Article
Istanbul, Turkey--Prostate inflammation significantly raises the risk of clinical progression in men with lower urinary tract symptoms and BPH, according to a first-time investigation into the impact of acute and/or chronic inflammation on men with BPH. The most significant impact of acute or chronic inflammation was an increased risk of acute urinary retention, particularly in patients receiving placebo, according to the analysis, based on a subset of patients from the Medical Therapy of Prostatic Symptoms (MTOPS) patient cohort.
The data also show that patients with prostate inflammation have larger glands and higher serum PSA values.
"We found no difference between placebo-treated patients or patients treated with single-arm therapy (doxazosin [Cardura] or finasteride [Proscar]) in terms of symptom improvement and endpoint progression if there was no inflammation present. I find that surprising to say the least," said lead author Claus G. Roehrborn, MD, professor and chairman of urology at the University of Texas Southwestern, Dallas.
Patients in the study were over the age of 50 years and had an International Prostate Symptom Score >8 points, serum PSA <10.0 ng/mL, and no restriction on prostate volume. The patients underwent transrectal ultrasound-guided sextant prostate biopsies at baseline, which was standard in the MTOPS trial. The study excluded MTOPS patients who had prostate cancer at baseline or during the study course.
While estimates vary, between 30% and 60% of surgical specimens (from TURP or open prostatectomy) contain infiltrates of acute or chronic inflammation (ACI), and the proportion is similar in prostate biopsies performed for elevated serum PSA, Dr. Roehrborn said.

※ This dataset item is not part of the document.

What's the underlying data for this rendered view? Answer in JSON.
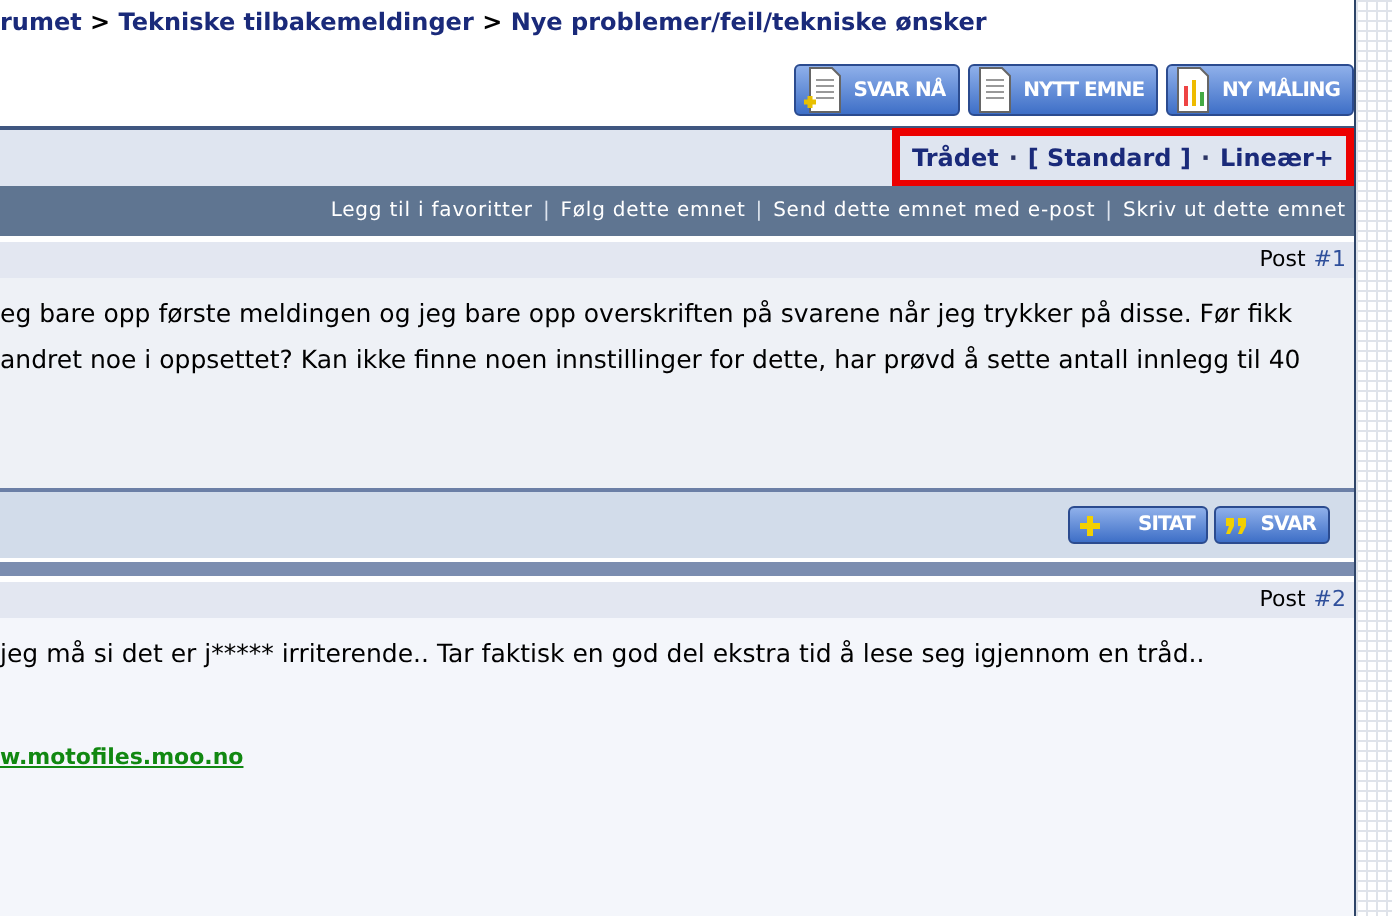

"Inflammatory infiltrates in patients with LUTS and BPH are apparently of greater significance than previously recognized. Their presence in non-treated patients predicts a worse natural history, with more endpoints being reached," he said.
Inflammation comparison Histologic evaluation of the 1,056 sextant biopsies revealed that 46.5% had ACI. Among those with ACI, nearly half (43.3%) of all biopsies, by far the greatest proportion, had chronic inflammatory infiltrates, while 0.7% had acute inflammation, and 2.6% had acute or chronic inflammation.

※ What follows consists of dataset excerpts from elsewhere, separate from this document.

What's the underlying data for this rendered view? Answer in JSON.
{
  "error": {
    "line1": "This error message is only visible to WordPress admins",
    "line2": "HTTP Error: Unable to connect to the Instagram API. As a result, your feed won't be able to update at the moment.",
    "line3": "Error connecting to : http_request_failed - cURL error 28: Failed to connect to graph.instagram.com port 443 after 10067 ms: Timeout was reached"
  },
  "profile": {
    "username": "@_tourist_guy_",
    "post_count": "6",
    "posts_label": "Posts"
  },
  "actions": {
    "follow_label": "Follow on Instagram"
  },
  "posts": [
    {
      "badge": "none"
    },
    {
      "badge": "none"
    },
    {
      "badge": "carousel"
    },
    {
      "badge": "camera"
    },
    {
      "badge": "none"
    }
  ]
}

Histology detected no ACI in 53.5% of patients. Hyperplasia was seen in 40% of the samples. Total/free PSA values in the non-ACI and chronic inflammation groups were 2.3/0.5, and 3.1/0.6, respectively.
Total prostate and transition zone volumes were significantly different between the non-ACI and the ACI groups: 36.5 versus 40.3, and 16.1 vs. 19.2, respectively, in the non-ACI vs. ACI groups.